Método para tornar menos dolorosa a experiência de uma demissão, para quem demite e para quem é demitido
Uma das coisas mais traumáticas na vida de uma pessoa é o momento de sua demissão. Os laços com a empresa em que se trabalha podem se tornar tão fortes que sua ruptura pode equivaler à perda de um ente querido. Some- se a isso o fato, muitas vezes comum, da relação de emprego rompida ser a fonte de sustendo de toda uma família, o que adiará projetos, postergará sonhos e reduzirá por tempo indeterminado a qualidade de vida dos seus dependentes.
Diante dessa realidade, indispensável que o empresário ou o gestor esteja muito bem preparado para encarar esse momento estressante. Sim, será sempre estressante: por mais que você tenha feito a lição de casa, ou seja, que tenha preparado a pessoa para aquele momento de forma a evitar que seja uma surpresa (por meio de feedbacks constantes ou por ter sido frequentemente transparente com relação aos rumos da empresa), o colaborador demitido raramente acredita que esse doloroso momento de fato vai chegar.
Esse fenômeno é alimentado por uma prática comum na cultura brasileira. É que a falta de processo de integração do profissional na empresa quando de sua chegada, aliado à ausência de indicadores de desempenho, fazem com que o empresário ou gestor demore muito para entender que o profissional não está desempenhando.
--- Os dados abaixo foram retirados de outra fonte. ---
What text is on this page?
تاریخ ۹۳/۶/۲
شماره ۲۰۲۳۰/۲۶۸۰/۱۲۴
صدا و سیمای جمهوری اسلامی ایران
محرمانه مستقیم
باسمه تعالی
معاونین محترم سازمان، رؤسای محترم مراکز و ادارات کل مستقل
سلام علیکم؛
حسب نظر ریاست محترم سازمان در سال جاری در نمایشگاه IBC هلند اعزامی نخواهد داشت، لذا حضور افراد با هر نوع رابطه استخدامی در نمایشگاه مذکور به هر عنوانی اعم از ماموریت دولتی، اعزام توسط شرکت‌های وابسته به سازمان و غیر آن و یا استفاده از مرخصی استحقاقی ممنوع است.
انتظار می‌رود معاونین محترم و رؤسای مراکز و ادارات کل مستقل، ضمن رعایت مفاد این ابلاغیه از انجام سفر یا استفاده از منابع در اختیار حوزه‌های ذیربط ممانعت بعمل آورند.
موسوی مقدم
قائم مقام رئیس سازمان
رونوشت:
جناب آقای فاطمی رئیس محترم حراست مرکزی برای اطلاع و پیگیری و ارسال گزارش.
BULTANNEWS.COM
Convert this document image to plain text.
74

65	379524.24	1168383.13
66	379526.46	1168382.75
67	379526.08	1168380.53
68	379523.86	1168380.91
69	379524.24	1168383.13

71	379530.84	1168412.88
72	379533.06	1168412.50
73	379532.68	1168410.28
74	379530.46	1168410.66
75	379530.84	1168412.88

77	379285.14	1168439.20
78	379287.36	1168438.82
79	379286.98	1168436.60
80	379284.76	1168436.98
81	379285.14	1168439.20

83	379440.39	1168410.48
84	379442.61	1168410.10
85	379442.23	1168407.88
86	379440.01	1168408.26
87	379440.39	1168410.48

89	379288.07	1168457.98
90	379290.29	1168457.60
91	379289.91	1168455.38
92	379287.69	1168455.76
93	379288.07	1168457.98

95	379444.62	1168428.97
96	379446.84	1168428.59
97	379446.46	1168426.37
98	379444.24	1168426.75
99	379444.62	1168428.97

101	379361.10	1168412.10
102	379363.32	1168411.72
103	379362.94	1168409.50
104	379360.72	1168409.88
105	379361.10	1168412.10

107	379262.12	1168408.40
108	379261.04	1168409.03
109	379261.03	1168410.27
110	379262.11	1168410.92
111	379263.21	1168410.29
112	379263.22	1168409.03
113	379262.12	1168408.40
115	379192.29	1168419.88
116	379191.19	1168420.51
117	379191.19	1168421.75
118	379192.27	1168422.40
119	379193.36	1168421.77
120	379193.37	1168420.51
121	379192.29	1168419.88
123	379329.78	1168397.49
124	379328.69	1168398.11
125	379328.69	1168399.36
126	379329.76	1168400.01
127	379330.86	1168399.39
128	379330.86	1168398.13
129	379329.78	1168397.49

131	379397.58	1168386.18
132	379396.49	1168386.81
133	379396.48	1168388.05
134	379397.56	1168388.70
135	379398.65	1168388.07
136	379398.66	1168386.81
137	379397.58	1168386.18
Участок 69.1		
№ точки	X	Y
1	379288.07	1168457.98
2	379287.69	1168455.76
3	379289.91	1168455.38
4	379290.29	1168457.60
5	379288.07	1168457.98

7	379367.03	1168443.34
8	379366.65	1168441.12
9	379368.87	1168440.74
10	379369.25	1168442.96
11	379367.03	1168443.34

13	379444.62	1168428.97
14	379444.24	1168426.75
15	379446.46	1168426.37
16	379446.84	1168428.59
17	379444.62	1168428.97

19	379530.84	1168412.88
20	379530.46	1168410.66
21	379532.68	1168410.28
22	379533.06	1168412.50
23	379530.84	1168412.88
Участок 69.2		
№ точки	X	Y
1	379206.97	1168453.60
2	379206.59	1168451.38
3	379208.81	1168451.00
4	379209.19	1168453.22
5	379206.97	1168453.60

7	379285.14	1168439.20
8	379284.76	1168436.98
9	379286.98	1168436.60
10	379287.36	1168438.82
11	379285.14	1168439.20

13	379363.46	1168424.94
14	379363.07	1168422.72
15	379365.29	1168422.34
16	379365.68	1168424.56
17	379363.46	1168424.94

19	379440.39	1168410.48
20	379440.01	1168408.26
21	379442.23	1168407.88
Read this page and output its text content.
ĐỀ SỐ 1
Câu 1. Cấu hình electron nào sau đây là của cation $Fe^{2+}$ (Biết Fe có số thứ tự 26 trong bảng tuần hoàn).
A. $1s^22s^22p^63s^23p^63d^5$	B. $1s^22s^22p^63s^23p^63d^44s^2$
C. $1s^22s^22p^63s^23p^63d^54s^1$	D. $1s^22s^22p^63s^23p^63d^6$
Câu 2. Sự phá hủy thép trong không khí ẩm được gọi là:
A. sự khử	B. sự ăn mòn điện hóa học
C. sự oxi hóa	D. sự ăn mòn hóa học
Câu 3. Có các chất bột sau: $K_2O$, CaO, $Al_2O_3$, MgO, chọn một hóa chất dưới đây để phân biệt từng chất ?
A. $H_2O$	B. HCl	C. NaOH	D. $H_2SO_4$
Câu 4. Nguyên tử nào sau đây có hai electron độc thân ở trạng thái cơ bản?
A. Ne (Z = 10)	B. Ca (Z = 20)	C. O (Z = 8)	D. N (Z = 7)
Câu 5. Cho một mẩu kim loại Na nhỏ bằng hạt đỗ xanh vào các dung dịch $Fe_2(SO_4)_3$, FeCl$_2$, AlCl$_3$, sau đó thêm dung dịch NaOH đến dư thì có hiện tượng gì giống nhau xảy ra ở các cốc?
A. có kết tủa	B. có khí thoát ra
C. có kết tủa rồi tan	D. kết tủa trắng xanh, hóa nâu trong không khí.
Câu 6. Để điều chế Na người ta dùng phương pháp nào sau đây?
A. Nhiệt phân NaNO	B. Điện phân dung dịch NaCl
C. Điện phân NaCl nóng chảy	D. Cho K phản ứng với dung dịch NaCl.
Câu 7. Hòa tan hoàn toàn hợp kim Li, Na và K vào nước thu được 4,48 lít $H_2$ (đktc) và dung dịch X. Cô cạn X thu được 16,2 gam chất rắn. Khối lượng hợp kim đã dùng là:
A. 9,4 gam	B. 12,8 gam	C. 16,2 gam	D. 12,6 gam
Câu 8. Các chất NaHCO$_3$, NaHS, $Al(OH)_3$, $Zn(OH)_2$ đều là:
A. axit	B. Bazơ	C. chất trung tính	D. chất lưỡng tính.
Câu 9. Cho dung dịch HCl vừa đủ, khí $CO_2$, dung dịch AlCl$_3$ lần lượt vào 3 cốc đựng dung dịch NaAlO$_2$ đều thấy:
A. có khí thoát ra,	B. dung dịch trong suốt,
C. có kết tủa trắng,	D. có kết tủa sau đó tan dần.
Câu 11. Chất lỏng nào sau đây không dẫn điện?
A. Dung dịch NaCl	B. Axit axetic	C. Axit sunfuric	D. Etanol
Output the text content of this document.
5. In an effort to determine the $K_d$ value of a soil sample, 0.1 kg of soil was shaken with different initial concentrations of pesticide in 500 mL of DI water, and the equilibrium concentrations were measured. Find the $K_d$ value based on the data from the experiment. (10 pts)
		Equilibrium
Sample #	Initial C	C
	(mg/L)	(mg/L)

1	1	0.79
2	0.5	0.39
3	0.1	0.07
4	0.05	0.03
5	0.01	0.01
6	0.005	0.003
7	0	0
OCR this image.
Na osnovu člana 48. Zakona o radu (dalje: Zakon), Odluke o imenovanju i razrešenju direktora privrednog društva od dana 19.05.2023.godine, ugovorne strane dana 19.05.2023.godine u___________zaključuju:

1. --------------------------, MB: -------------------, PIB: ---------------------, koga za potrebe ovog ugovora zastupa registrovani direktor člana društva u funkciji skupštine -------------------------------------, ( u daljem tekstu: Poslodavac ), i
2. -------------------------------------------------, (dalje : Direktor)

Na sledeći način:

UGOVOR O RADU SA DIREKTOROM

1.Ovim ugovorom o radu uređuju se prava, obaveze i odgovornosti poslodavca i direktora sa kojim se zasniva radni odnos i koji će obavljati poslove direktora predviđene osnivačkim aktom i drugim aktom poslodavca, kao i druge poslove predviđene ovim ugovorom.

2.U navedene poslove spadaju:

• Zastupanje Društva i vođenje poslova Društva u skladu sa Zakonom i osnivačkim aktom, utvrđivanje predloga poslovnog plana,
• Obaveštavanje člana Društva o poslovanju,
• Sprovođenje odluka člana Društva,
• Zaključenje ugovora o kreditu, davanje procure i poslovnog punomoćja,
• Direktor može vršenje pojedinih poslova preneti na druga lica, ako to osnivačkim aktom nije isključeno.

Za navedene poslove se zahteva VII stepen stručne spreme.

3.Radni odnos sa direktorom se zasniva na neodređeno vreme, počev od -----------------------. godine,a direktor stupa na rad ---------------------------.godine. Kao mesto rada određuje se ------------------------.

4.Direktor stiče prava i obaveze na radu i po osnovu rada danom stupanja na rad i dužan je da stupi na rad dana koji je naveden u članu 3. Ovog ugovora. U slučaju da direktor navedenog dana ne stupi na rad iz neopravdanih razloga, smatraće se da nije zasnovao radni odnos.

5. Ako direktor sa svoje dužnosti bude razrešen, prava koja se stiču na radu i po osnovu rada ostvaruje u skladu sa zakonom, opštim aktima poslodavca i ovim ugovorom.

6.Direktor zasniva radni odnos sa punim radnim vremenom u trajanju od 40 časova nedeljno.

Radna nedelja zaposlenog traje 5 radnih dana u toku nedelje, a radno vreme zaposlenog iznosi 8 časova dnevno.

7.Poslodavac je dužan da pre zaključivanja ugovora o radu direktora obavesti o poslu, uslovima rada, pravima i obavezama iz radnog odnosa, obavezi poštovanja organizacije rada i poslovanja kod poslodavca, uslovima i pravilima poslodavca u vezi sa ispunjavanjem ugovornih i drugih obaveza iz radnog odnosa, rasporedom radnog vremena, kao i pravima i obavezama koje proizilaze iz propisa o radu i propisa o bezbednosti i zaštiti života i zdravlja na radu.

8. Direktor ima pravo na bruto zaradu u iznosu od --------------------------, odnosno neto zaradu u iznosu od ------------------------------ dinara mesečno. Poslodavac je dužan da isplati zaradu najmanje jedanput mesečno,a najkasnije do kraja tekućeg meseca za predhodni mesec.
Isso culmina na demora da decisão pela demissão, o que alimenta essa sensação de falsa estabilidade no colaborador.
Aliado a isso, o ato de demitir uma pessoa não é necessariamente o sonho de ninguém. Não é incomum que esse momento seja precedido de noites em claro, calafrios e uma boa dose de pânico. Embora estar no topo traga algumas vantagens, também traz uma gama enorme de responsabilidades inafastáveis. Dessas, a que traz a maior carga emocional talvez seja a de ter que executar a demissão de alguém.
Por conta dessa realidade, demitir um funcionário pode levar muito mais tempo do que seria o ideal, mas o momento sempre chega. Diante dele, por mais que uma conduta amável, um tom de voz sereno e muita assertividade possam ajudar, é certo que a ocasião requer técnica.
Por tudo isso, esse artigo relaciona 11 regras de ouro úteis para tornar esse momento o menos traumático possível, para a empresa, para o gestor e para o colaborador desligado.
- Seja breve
Essa derradeira conversa deve necessariamente levar poucos minutos. É o momento de dizer assertivamente ao colaborador que seu desempenho ou comportamento não alcançou o nível ou padrão que a empresa esperava.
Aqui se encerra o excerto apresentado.